The decision has been taken to fast-track India’s domestic nuclear power programme, and give a push to the country’s nuclear industry, Union Minister Jitendra Singh said

New Delhi: In what would constitute a boost for India’s quest to fuel its rising power demand with clean nuclear energy, the Union Minister of State for Atomic Energy and Space Jitendra Singh announced that the Cabinet has given its nod to the construction of 10 units of India’s indigenous Pressurized Heavy Water Reactors (PHWR). The decision has been taken to fast-track India’s domestic nuclear power programme, and give a push to the country’s atomic power industry, Singh said.

While delivering the inaugural address at the 10th Nuclear Energy Conclave on October 25, he said that the government has also amended sections of the Atomic Energy Act, 1962 through the Atomic Energy (Amendment) Bill, 2015, which would enable Nuclear Power Corporation of India (NPCIL) to form joint venture companies with other Indian PSUs to meet the additional funding requirements for further expansion of our nuclear power programme.

‘Need for a paradigm shift in power policy’

Chairman AEC and Secretary, Department of Atomic Energy (DAE), Dr KN Vyas, who delivered the keynote address, said that organising such conclaves has wide-ranging benefits in understanding the benefits and allaying any fears about nuclear energy. He called for a paradigm shift in power policy to meet the twin challenges of climate change mitigation and fulfilling the rising demand for power. The AEC Chairman said that at present, there are nine nuclear power reactors at various stages of construction in India and 12 more nuclear power reactors have been accorded administrative approval. He also added that Kaiga Atomic Power Station (KAPS) has set a new world record among PHWRs with one of its units operating uninterrupted for 895 days as of today.

‘Real challenge is to bring down the cost during the gestation period’

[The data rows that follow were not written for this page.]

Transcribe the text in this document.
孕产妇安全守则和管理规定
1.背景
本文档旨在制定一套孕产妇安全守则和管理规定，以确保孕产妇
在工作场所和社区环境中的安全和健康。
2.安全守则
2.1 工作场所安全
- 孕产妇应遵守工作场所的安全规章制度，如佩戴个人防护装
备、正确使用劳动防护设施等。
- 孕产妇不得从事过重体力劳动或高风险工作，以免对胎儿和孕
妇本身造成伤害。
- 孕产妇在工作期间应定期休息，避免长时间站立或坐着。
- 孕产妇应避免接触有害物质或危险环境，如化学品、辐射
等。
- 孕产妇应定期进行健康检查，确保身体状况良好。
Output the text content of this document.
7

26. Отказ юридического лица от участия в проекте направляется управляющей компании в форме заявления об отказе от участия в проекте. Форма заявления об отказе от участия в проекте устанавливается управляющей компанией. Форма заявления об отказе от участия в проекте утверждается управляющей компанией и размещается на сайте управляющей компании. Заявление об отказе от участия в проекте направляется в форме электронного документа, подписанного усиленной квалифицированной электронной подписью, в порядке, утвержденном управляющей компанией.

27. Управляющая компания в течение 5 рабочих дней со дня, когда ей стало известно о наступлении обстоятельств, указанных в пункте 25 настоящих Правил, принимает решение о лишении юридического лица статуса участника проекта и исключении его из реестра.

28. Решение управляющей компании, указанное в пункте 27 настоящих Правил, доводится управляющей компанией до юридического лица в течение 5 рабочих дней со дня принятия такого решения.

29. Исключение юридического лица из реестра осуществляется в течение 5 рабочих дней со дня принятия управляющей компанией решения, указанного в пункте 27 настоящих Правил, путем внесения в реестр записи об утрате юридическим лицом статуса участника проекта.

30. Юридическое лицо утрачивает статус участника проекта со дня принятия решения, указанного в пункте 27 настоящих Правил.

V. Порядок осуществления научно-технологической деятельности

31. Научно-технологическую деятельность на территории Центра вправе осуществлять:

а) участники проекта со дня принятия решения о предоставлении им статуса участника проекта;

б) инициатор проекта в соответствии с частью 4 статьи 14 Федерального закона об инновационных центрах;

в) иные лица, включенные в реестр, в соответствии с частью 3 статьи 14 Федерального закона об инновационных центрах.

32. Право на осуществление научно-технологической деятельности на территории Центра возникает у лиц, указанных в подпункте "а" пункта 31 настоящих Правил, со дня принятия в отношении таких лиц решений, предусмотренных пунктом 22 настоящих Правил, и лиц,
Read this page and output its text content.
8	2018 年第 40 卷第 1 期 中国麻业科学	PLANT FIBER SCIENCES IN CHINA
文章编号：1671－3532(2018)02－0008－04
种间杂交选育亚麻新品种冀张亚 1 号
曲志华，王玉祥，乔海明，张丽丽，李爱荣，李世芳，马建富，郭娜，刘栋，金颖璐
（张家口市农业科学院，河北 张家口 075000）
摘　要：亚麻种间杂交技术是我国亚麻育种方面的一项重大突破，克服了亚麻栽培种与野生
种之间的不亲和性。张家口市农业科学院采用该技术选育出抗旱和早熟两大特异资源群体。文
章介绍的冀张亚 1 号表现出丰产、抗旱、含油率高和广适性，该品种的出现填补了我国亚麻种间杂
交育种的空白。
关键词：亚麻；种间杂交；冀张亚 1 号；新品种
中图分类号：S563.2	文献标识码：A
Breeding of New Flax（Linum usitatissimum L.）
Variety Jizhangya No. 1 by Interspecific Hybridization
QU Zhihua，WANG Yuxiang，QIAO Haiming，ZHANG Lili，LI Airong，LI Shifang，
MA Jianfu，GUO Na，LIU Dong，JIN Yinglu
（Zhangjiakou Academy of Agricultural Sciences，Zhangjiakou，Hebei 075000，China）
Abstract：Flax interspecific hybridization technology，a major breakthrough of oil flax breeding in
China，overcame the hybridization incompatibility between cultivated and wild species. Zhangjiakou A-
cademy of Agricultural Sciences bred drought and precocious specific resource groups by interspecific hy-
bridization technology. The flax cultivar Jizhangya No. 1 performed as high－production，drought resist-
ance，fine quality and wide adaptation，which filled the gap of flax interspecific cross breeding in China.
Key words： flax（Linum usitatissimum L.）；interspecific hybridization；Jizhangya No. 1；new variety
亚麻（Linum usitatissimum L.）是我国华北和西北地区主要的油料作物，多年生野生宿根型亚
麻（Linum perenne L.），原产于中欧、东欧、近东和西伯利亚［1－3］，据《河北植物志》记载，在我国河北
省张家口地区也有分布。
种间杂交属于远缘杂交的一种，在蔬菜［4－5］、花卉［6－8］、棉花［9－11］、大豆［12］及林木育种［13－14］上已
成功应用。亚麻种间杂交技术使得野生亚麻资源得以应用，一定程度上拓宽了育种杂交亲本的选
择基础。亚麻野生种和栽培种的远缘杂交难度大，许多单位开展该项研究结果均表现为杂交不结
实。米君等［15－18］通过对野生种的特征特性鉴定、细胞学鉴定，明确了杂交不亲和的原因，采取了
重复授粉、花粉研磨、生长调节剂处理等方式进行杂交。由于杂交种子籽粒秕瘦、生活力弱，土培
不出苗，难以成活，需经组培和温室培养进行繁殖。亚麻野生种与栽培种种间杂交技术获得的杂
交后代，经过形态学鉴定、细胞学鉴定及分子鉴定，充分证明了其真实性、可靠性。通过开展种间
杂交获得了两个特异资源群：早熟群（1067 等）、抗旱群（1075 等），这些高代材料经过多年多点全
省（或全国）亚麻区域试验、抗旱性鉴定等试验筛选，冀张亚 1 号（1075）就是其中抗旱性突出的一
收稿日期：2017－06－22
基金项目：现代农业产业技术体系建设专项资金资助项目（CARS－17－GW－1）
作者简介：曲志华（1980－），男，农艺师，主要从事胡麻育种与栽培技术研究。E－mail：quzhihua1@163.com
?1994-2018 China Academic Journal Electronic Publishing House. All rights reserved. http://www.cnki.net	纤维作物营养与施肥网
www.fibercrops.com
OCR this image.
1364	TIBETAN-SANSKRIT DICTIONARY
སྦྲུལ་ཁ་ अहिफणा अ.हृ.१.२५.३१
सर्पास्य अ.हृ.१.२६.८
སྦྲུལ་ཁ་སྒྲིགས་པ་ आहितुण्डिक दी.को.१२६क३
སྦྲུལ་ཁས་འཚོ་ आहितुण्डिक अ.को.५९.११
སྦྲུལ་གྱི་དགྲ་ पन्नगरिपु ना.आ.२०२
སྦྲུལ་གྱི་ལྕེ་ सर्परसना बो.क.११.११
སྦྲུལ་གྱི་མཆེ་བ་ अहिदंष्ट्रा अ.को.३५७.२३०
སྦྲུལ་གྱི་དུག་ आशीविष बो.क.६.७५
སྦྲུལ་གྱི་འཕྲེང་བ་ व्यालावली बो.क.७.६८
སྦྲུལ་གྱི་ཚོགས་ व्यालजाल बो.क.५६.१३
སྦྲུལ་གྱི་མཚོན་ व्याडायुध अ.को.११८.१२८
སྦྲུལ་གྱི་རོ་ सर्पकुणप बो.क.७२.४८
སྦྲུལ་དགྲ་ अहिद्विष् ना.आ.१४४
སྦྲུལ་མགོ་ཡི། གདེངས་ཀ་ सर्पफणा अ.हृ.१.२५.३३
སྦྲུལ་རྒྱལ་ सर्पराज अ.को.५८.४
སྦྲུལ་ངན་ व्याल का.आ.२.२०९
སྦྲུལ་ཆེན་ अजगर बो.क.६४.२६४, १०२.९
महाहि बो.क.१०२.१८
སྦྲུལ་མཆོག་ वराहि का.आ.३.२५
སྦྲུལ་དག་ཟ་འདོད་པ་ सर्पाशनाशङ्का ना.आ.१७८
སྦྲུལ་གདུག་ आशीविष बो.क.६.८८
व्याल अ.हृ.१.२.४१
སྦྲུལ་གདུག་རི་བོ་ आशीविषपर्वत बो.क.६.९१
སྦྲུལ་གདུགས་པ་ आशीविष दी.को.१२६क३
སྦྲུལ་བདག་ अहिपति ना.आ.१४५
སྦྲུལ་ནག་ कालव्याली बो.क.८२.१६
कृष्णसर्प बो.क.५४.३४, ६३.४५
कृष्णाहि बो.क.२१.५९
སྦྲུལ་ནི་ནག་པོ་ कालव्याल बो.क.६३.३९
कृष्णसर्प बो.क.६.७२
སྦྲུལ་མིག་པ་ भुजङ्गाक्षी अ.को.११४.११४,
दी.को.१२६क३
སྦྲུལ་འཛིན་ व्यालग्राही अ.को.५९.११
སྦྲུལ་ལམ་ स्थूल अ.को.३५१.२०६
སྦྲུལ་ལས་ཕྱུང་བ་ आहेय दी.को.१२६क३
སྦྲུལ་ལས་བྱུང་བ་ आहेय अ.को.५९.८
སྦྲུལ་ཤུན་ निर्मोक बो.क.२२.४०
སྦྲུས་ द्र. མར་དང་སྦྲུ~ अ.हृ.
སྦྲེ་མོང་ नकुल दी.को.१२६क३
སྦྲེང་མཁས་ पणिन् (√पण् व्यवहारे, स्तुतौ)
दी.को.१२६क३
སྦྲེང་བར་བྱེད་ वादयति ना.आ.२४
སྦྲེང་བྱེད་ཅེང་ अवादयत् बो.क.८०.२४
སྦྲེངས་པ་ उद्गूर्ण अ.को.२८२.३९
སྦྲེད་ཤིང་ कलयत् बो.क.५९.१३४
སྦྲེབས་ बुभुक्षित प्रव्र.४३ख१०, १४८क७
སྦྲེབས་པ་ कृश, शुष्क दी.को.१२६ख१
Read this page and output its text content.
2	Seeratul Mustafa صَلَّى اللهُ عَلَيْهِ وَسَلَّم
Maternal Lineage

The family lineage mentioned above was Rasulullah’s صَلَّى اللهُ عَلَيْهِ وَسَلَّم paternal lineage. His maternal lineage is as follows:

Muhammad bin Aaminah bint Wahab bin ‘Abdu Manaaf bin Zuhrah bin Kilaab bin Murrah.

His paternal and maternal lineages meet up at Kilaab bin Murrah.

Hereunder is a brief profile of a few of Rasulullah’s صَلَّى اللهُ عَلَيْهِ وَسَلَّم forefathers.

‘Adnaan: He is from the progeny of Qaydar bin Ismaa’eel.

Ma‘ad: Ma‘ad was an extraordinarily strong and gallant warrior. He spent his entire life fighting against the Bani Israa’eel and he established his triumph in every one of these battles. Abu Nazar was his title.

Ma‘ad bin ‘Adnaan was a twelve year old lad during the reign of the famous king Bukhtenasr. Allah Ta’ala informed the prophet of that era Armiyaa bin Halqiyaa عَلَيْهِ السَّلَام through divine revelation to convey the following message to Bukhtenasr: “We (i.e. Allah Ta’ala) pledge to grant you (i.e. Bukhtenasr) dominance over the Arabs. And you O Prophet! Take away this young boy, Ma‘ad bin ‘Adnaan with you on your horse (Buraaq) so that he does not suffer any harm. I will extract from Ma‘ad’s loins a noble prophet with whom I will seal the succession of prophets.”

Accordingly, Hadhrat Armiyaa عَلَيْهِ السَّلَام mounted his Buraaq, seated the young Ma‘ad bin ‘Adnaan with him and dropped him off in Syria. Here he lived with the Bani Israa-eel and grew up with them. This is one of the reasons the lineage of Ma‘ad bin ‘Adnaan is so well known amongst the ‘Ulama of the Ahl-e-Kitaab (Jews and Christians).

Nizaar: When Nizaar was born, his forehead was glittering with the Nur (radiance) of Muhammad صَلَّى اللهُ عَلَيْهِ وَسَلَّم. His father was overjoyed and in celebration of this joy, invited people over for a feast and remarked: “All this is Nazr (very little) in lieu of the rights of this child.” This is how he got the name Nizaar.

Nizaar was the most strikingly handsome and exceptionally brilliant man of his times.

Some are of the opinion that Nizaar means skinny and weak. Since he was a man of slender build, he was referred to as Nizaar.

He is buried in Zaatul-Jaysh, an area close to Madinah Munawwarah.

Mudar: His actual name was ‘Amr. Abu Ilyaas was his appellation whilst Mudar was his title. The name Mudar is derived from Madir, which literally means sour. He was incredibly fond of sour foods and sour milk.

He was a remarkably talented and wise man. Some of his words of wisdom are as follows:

One of the other scholars in attendance at the event — Dr Srikumar Banerjee, chairman, Nuclear Energy Group, India Energy Forum and Chancellor Homi Bhabha National Institute and former Chairman, Atomic Energy Commission (AEC), said that the real challenge is to bring down the cost of nuclear energy during the gestation period. He said presently the share of atomic energy in India is just 3 percent, as compared to the global average of about 10 percent and this needs to be improved.